Cerca de 30 médicos de Roraima fizeram um protesto em frente ao Hospital de Campanha, em Boa Vista, para cobrar do governo do estado a abertura da unidade, na manhã desta segunda-feira (15).

No ato, o Sindicato dos médicos (Simed-RR) apresentou à Operação Acolhida, uma lista com mais de 120 médicos aptos a atuarem na Área de Proteção e Cuidados do Hospital.

A presidenta do Conselho Regional de Medicina (CRM), Rosa Leal, criticou o governo do estado pela falta de uma data para abertura. O hospital de campanha já teve a inauguração adiada cinco vezes por falta de médicos e equipamentos que deveriam ser fornecidos pelo governo.

“Viemos para frente deste Hospital para mostrarmos à população que não é a falta de profissionais que está impedindo este local de abrir. Há médicos. Não há necessidade do governador tentar esconder uma gestão incompetente, acusando o CRM de travar a abertura do Hospital porque isso não é verdade”, afirmou Leal.

O governo de Roraima não se manifestou sobre a situação até a publicação desta matéria.

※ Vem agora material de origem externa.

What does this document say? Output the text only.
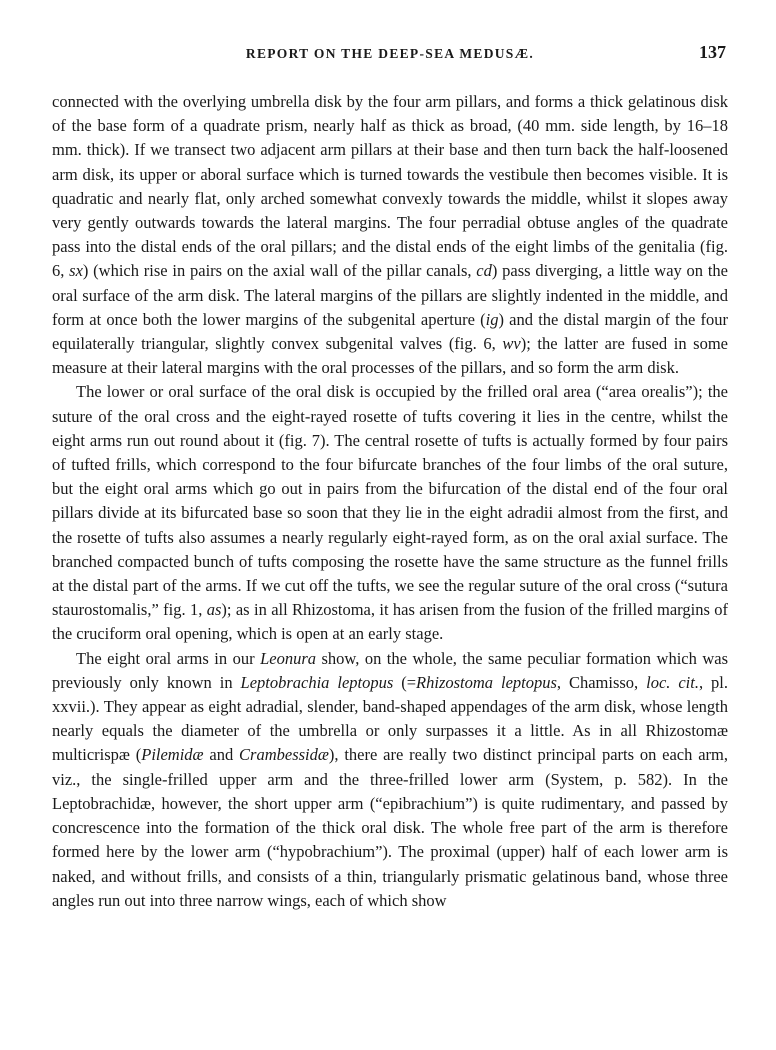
REPORT ON THE DEEP-SEA MEDUSÆ.	137

connected with the overlying umbrella disk by the four arm pillars, and forms a thick gelatinous disk of the base form of a quadrate prism, nearly half as thick as broad, (40 mm. side length, by 16–18 mm. thick). If we transect two adjacent arm pillars at their base and then turn back the half-loosened arm disk, its upper or aboral surface which is turned towards the vestibule then becomes visible. It is quadratic and nearly flat, only arched somewhat convexly towards the middle, whilst it slopes away very gently outwards towards the lateral margins. The four perradial obtuse angles of the quadrate pass into the distal ends of the oral pillars; and the distal ends of the eight limbs of the genitalia (fig. 6, sx) (which rise in pairs on the axial wall of the pillar canals, cd) pass diverging, a little way on the oral surface of the arm disk. The lateral margins of the pillars are slightly indented in the middle, and form at once both the lower margins of the subgenital aperture (ig) and the distal margin of the four equilaterally triangular, slightly convex subgenital valves (fig. 6, wv); the latter are fused in some measure at their lateral margins with the oral processes of the pillars, and so form the arm disk.

The lower or oral surface of the oral disk is occupied by the frilled oral area (“area orealis”); the suture of the oral cross and the eight-rayed rosette of tufts covering it lies in the centre, whilst the eight arms run out round about it (fig. 7). The central rosette of tufts is actually formed by four pairs of tufted frills, which correspond to the four bifurcate branches of the four limbs of the oral suture, but the eight oral arms which go out in pairs from the bifurcation of the distal end of the four oral pillars divide at its bifurcated base so soon that they lie in the eight adradii almost from the first, and the rosette of tufts also assumes a nearly regularly eight-rayed form, as on the oral axial surface. The branched compacted bunch of tufts composing the rosette have the same structure as the funnel frills at the distal part of the arms. If we cut off the tufts, we see the regular suture of the oral cross (“sutura staurostomalis,” fig. 1, as); as in all Rhizostoma, it has arisen from the fusion of the frilled margins of the cruciform oral opening, which is open at an early stage.

The eight oral arms in our Leonura show, on the whole, the same peculiar formation which was previously only known in Leptobrachia leptopus (=Rhizostoma leptopus, Chamisso, loc. cit., pl. xxvii.). They appear as eight adradial, slender, band-shaped appendages of the arm disk, whose length nearly equals the diameter of the umbrella or only surpasses it a little. As in all Rhizostomæ multicrispæ (Pilemidæ and Crambessidæ), there are really two distinct principal parts on each arm, viz., the single-frilled upper arm and the three-frilled lower arm (System, p. 582). In the Leptobrachidæ, however, the short upper arm (“epibrachium”) is quite rudimentary, and passed by concrescence into the formation of the thick oral disk. The whole free part of the arm is therefore formed here by the lower arm (“hypobrachium”). The proximal (upper) half of each lower arm is naked, and without frills, and consists of a thin, triangularly prismatic gelatinous band, whose three angles run out into three narrow wings, each of which show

A contratação direta de médicos, incluindo estrangeiros sem registro no CRM ou revalidação do diploma, estava prevista no acordo firmado entre o governo, a Defensoria Pública e o Ministério Público de Roraima.

No entanto, o Sindicato dos Médicos entrou com ação na Justiça afirmando que a população estaria em risco caso houvesse o emprego de profissionais sem os requisitos legais. O pedido foi acatado.

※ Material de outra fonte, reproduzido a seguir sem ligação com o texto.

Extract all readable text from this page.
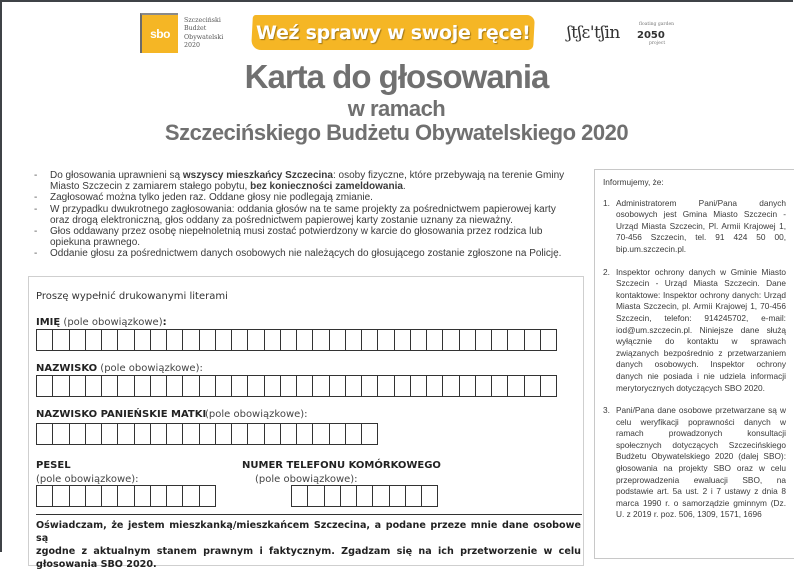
sbo
Szczeciński
Budżet
Obywatelski
2020
Weź sprawy w swoje ręce! ʃtʃɛ'tʃin	floating garden
2050
project
Karta do głosowania
w ramach
Szczecińskiego Budżetu Obywatelskiego 2020
- Do głosowania uprawnieni są wszyscy mieszkańcy Szczecina: osoby fizyczne, które przebywają na terenie Gminy Miasto Szczecin z zamiarem stałego pobytu, bez konieczności zameldowania.
- Zagłosować można tylko jeden raz. Oddane głosy nie podlegają zmianie.
- W przypadku dwukrotnego zagłosowania: oddania głosów na te same projekty za pośrednictwem papierowej karty oraz drogą elektroniczną, głos oddany za pośrednictwem papierowej karty zostanie uznany za nieważny.
- Głos oddawany przez osobę niepełnoletnią musi zostać potwierdzony w karcie do głosowania przez rodzica lub opiekuna prawnego.
- Oddanie głosu za pośrednictwem danych osobowych nie należących do głosującego zostanie zgłoszone na Policję.
Informujemy, że:
1. Administratorem Pani/Pana danych osobowych jest Gmina Miasto Szczecin - Urząd Miasta Szczecin, Pl. Armii Krajowej 1, 70-456 Szczecin, tel. 91 424 50 00, bip.um.szczecin.pl.
2. Inspektor ochrony danych w Gminie Miasto Szczecin - Urząd Miasta Szczecin. Dane kontaktowe: Inspektor ochrony danych: Urząd Miasta Szczecin, pl. Armii Krajowej 1, 70-456 Szczecin, telefon: 914245702, e-mail: iod@um.szczecin.pl. Niniejsze dane służą wyłącznie do kontaktu w sprawach związanych bezpośrednio z przetwarzaniem danych osobowych. Inspektor ochrony danych nie posiada i nie udziela informacji merytorycznych dotyczących SBO 2020.
3. Pani/Pana dane osobowe przetwarzane są w celu weryfikacji poprawności danych w ramach prowadzonych konsultacji społecznych dotyczących Szczecińskiego Budżetu Obywatelskiego 2020 (dalej SBO): głosowania na projekty SBO oraz w celu przeprowadzenia ewaluacji SBO, na podstawie art. 5a ust. 2 i 7 ustawy z dnia 8 marca 1990 r. o samorządzie gminnym (Dz. U. z 2019 r. poz. 506, 1309, 1571, 1696
Proszę wypełnić drukowanymi literami
IMIĘ (pole obowiązkowe):
NAZWISKO (pole obowiązkowe):
NAZWISKO PANIEŃSKIE MATKI
(pole obowiązkowe):
PESEL
(pole obowiązkowe):
NUMER TELEFONU KOMÓRKOWEGO
(pole obowiązkowe):
Oświadczam, że jestem mieszkanką/mieszkańcem Szczecina, a podane przeze mnie dane osobowe są
zgodne z aktualnym stanem prawnym i faktycznym. Zgadzam się na ich przetworzenie w celu głosowania SBO 2020.
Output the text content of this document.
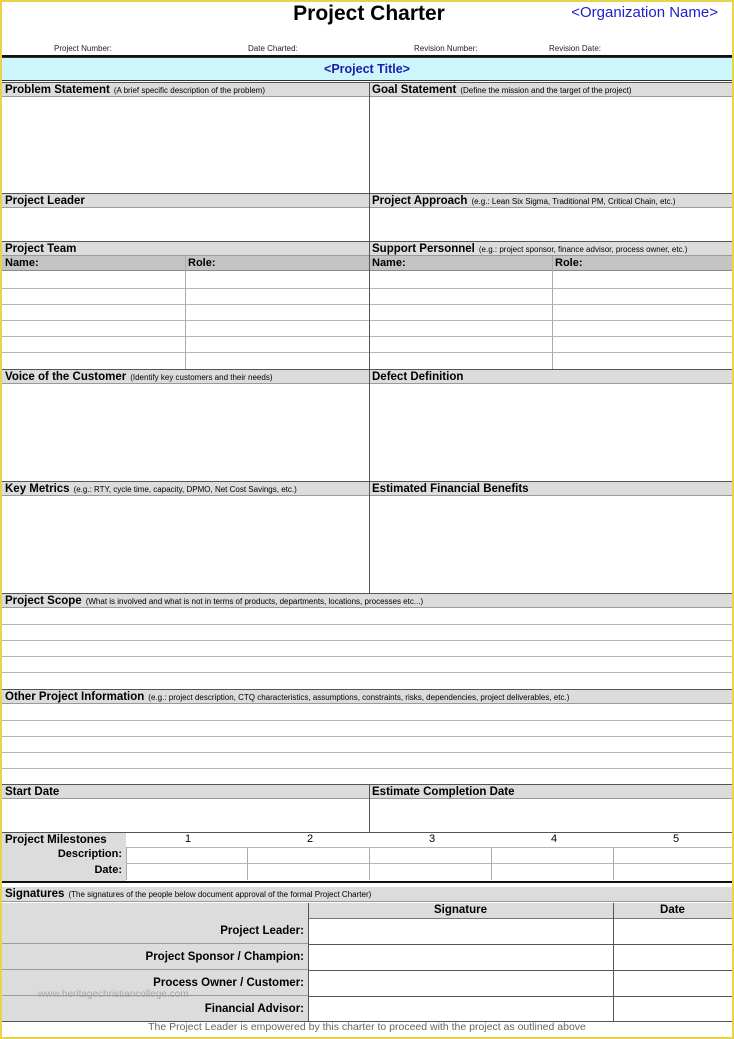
Project Charter	<Organization Name>
Project Number:	Date Charted:	Revision Number:	Revision Date:
<Project Title>
Problem Statement (A brief specific description of the problem)	Goal Statement (Define the mission and the target of the project)
Project Leader	Project Approach (e.g.: Lean Six Sigma, Traditional PM, Critical Chain, etc.)
Project Team	Support Personnel (e.g.: project sponsor, finance advisor, process owner, etc.)
Name:	Role:	Name:	Role:
Voice of the Customer (Identify key customers and their needs)	Defect Definition
Key Metrics (e.g.: RTY, cycle time, capacity, DPMO, Net Cost Savings, etc.)	Estimated Financial Benefits
Project Scope (What is involved and what is not in terms of products, departments, locations, processes etc...)
Other Project Information (e.g.: project description, CTQ characteristics, assumptions, constraints, risks, dependencies, project deliverables, etc.)
Start Date	Estimate Completion Date
Project Milestones	1	2	3	4	5
Description:
Date:
Signatures (The signatures of the people below document approval of the formal Project Charter)
Signature	Date
Project Leader:
Project Sponsor / Champion:
Process Owner / Customer:
Financial Advisor:
www.heritagechristiancollege.com
The Project Leader is empowered by this charter to proceed with the project as outlined above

Em 10 de junho, a Justiça revogou a decisão que impedia contratação de médicos formados no exterior sem revalidação do diploma ou registro no Conselho Regional de Medicina (CRM) para atuar no hospital de campanha durante a pandemia de coronavírus.

No entanto, as contratações devem ser excepcionais e só poderiam ocorrer caso o Sindicato dos Médicos de Roraima não apresentasse uma lista com 94 médicos habilitados para atuar na Área de Proteção e Cuidados no prazo até 11 de junho.

Carga horária

Em manifestação, médicos alegam não faltar profissionais para o hospital de campanha de RR

O presidente do Simed, Antônio Delmiro informou que há uma exigência, por parte do comandante do Hospital de Campanha, para que os médicos cumpram uma escala fixa de trabalho de 12h a 36h.

Delmiro explicou que esse tipo de escala militar não se aplica à medicina, já que os médicos que vão trabalhar no HC também trabalham em outras unidades de saúde do estado. Caso haja flexibilidade dessa escala, será fechado um regime de plantão para que o Hospital funcione tranquilamente.

Procurada pelo G1, a Operação Acolhida optou por não se manifestar.